Не потому, что сам верил в преисподнюю, просто аргумент собеседника казался ему больно уж жлобским.
— А может, и нету! — отвечал тот.
На это Захаржевскому уже нечего было ответить. Тем более, что оба обычно бывали пьяны, когда начиналась метафизика.
По улицам слонялись какие-то подростки, каждый второй с бутылкой пива. «Возможно, они немногим отличаются от тех, какими когда-то были мы… — подумал Никита. — В конце концов, тогда тоже непременно какой-нибудь пень брел мимо и ворчал про себя на распущенную молодежь. Хотя… оставалась какая-то прямо-таки баснословная, по нынешним меркам, невинность». Или это только казалось? Тот же Демьян орал перед строем красноармейцев о том, что его мать была б…! Такая вот народная невинность и чистота, воспетая разными славянофилами. Все вранье! Вот отчего возвращаться в Россию оказывается не так сладко, как мнится там, за границей. Вместе с тобой возвращается чувство, что тебя вечно обманывали, обманывают и будут обманывать, неважно, кто там на троне — царь, генсек или президент. Сейчас, по крайней мере, можно вынуть фигу из кармана, как говаривал другой знакомый, абсолютно традиционной ориентации, хоть и слывший «голубым» среди непродвинутой публики из-за экстравагантного внешнего вида. И добавлял непременно: «Посмотреть на нее и положить обратно!»

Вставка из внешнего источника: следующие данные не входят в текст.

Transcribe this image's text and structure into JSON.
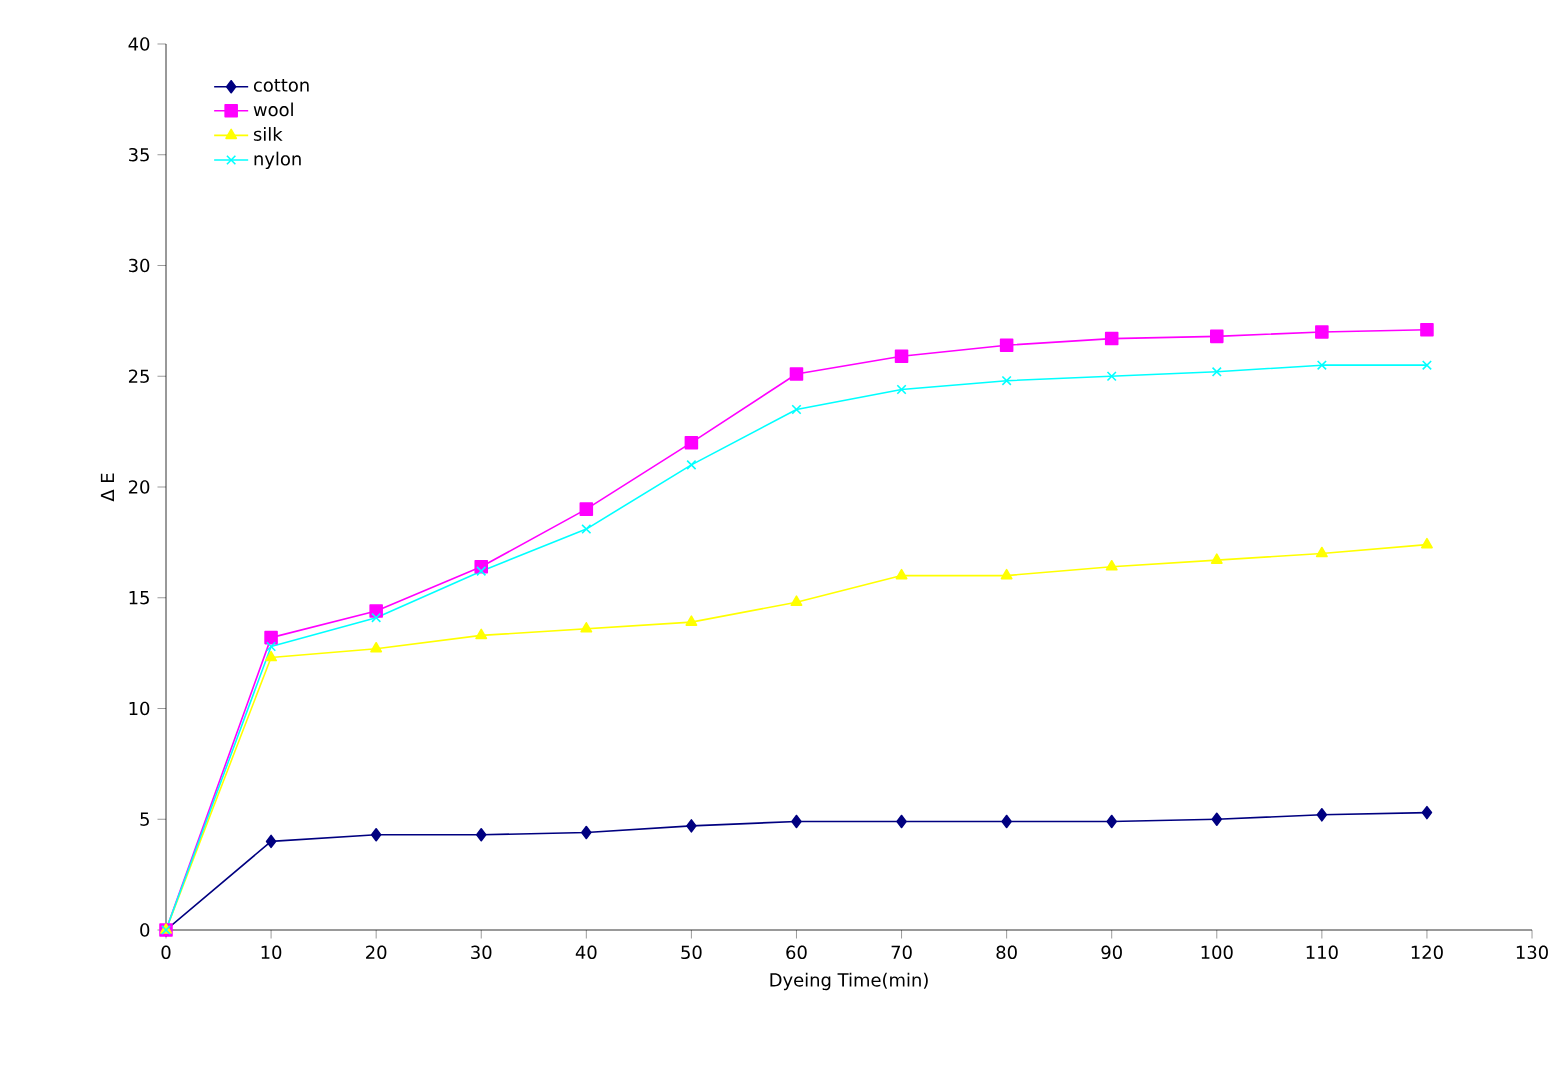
{
  "chart_data": {
    "type": "line",
    "xlabel": "Dyeing Time(min)",
    "ylabel": "Δ E",
    "x": [
      0,
      10,
      20,
      30,
      40,
      50,
      60,
      70,
      80,
      90,
      100,
      110,
      120
    ],
    "series": [
      {
        "name": "cotton",
        "color": "#000080",
        "marker": "diamond",
        "values": [
          0,
          4.0,
          4.3,
          4.3,
          4.4,
          4.7,
          4.9,
          4.9,
          4.9,
          4.9,
          5.0,
          5.2,
          5.3
        ]
      },
      {
        "name": "wool",
        "color": "#ff00ff",
        "marker": "square",
        "values": [
          0,
          13.2,
          14.4,
          16.4,
          19.0,
          22.0,
          25.1,
          25.9,
          26.4,
          26.7,
          26.8,
          27.0,
          27.1
        ]
      },
      {
        "name": "silk",
        "color": "#ffff00",
        "marker": "triangle",
        "values": [
          0,
          12.3,
          12.7,
          13.3,
          13.6,
          13.9,
          14.8,
          16.0,
          16.0,
          16.4,
          16.7,
          17.0,
          17.4
        ]
      },
      {
        "name": "nylon",
        "color": "#00ffff",
        "marker": "cross",
        "values": [
          0,
          12.8,
          14.1,
          16.2,
          18.1,
          21.0,
          23.5,
          24.4,
          24.8,
          25.0,
          25.2,
          25.5,
          25.5
        ]
      }
    ],
    "xlim": [
      0,
      130
    ],
    "xticks": [
      0,
      10,
      20,
      30,
      40,
      50,
      60,
      70,
      80,
      90,
      100,
      110,
      120,
      130
    ],
    "ylim": [
      0,
      40
    ],
    "yticks": [
      0,
      5,
      10,
      15,
      20,
      25,
      30,
      35,
      40
    ],
    "grid": false,
    "legend": "top left",
    "line_style": "solid"
  }
}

«Интересно, — рассуждал Никита, пробираясь мимо каких-то пустых ящиков, раскисших под дождем, мимо старух, продававших яйца, — какими будут улицы через два-три поколения? Может, молодые пары начнут заниматься любовью прямо на тротуарах?»
Было неуютно, промозгло и сыро. Здесь, на питерской окраине, казалось, было еще неуютнее, чем в центре города. Собственно говоря, почему казалось? Так оно и было. Там, в центре, ветру негде было разгуляться, а здесь сплошной простор. Пришла на память шотландская деревушка и уютный огонек в печи. И ветер над шотландским берегом уже казался своим. Как в детстве, когда летом скучаешь по городу и школе, а зимой не можешь дождаться конца учебы, когда семья перебирается на дачу. Воистину, хорошо там, где нас нет.